Message 00371: Re: a couple of questions
On Oct 20, 2008, at 5:27 PM, Aaron Swartz wrote:
the data's a real mess -
That's ultimately my biggest defense in all of this. But, I'm still
*really* nervous when I hear the Superintendent of Documents talk
about "security breach" and "investigation."
In terms of the data being a mess, I'm thinking of doing a disallow on
google in my robots.txt on this or maybe even just releasing really
big tarballs ... I'm positive should be public, but I'm not
necessarily convinced this stuff deserves to go live on random google
searches until more volunteers have done more scrubbing. There is
some really bad crap I caught, which means there is a whole bunch I
didn't catch.
It really sucks of course that all the commercial guys don't care and
have all this live, but our biggest defense (again) is that we
actually care. My letter to Rosenthal will point out very clearly
that her computer people and the commercial boys never told her any of
this stuff nor did they redact the data ... by making the data public,
ironically, we protect privacy much better.

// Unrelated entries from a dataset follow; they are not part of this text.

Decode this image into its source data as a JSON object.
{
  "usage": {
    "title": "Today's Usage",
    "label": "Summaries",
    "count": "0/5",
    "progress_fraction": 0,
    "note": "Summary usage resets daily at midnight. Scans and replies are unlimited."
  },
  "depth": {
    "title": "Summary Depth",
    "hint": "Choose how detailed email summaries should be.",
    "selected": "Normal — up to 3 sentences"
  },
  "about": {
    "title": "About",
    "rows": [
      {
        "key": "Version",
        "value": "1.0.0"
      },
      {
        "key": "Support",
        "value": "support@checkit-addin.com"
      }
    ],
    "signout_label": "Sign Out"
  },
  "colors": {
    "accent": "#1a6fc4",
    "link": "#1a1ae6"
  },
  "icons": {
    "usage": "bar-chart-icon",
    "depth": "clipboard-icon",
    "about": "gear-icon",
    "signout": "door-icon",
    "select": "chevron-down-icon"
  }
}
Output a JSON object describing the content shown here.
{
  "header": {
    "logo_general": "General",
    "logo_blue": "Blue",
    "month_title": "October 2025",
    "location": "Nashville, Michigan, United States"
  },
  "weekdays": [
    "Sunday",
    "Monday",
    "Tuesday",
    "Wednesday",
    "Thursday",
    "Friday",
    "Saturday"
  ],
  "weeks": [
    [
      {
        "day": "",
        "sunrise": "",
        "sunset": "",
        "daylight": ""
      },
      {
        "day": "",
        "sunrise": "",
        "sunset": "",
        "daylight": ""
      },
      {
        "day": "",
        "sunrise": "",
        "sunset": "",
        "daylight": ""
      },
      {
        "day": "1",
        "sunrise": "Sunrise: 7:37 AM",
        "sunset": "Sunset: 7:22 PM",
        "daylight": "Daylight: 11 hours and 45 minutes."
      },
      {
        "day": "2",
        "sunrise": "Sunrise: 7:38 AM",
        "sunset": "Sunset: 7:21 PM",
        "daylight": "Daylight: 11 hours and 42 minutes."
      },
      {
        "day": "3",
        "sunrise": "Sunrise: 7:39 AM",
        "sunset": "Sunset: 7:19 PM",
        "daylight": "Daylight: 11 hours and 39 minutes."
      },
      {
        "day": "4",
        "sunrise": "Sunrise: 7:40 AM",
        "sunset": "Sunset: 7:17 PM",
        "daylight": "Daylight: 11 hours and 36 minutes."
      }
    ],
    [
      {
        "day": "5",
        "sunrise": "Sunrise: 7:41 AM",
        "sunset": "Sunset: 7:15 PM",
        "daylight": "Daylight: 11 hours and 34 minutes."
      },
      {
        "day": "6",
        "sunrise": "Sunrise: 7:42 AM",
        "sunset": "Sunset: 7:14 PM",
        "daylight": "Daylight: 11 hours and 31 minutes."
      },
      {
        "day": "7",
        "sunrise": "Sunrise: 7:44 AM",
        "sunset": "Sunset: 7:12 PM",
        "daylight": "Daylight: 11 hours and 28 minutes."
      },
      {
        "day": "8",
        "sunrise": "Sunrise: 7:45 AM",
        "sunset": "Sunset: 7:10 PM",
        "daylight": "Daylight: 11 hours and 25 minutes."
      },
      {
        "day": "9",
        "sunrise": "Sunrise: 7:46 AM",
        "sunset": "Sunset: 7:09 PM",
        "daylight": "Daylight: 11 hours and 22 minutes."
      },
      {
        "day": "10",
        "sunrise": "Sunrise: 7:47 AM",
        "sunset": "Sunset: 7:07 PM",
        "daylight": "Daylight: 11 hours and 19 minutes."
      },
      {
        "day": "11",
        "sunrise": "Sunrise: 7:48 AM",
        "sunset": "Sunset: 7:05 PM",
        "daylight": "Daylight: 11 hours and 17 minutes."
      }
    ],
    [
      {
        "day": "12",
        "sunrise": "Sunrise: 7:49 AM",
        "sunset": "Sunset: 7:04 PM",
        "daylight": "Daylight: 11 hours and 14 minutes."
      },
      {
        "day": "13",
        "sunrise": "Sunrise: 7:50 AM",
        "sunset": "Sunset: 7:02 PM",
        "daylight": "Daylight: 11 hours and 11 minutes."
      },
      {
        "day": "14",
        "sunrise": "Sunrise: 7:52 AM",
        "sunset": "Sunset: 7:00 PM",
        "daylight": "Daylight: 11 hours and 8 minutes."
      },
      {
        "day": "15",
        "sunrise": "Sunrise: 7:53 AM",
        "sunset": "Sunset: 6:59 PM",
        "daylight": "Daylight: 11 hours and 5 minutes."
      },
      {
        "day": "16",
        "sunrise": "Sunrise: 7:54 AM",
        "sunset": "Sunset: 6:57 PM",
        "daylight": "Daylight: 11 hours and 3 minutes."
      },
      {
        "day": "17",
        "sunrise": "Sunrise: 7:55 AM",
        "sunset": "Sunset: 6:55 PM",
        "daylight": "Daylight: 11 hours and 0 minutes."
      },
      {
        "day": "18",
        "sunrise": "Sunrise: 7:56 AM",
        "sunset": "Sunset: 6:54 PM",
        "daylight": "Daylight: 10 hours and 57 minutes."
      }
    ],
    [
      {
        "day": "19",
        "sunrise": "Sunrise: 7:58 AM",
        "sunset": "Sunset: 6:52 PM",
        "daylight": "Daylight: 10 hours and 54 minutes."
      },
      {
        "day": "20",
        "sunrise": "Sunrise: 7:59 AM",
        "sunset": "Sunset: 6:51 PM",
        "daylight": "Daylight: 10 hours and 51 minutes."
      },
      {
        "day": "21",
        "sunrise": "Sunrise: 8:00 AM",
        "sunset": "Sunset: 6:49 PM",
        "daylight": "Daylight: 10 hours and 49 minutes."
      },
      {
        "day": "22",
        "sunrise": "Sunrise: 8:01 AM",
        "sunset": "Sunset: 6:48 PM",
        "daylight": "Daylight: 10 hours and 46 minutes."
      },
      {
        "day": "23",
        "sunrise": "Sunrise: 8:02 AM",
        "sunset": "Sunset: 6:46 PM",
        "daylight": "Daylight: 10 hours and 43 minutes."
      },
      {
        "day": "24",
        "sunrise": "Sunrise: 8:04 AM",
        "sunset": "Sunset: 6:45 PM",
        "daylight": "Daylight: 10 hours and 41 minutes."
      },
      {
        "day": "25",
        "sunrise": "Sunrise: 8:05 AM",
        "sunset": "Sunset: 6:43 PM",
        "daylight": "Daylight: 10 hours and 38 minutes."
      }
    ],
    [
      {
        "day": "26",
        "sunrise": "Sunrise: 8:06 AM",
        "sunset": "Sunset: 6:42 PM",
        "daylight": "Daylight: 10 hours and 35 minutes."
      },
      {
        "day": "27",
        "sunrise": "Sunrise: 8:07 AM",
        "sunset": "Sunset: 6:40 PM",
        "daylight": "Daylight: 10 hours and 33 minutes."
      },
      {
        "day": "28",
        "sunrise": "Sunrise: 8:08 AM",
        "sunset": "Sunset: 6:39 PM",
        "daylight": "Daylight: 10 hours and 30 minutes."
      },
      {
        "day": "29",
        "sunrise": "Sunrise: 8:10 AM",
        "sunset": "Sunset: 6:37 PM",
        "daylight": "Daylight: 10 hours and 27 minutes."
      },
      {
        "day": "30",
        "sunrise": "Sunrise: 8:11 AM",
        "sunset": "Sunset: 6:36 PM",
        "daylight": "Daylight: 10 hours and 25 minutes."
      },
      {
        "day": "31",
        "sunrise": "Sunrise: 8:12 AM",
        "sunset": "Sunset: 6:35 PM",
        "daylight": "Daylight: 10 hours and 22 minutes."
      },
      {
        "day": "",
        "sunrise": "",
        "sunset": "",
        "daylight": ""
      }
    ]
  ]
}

What do you think if the initial release consists of:
1. scribd of all my letters to the judicial conference (with all the
private information like the lists of hits and even the case numbers
with hits redacted, of course)
2. a bunch of 50gbyte or so tarballs.
That lets us get the data out but not have to be in the end user
business.
We should realize that if we put even just big tarballs, there will be
some jerks that take all the data and slap google adwords on it and
will not care if, for example, some really bad document is found and
needs to be redacted.
Thoughts?
Carl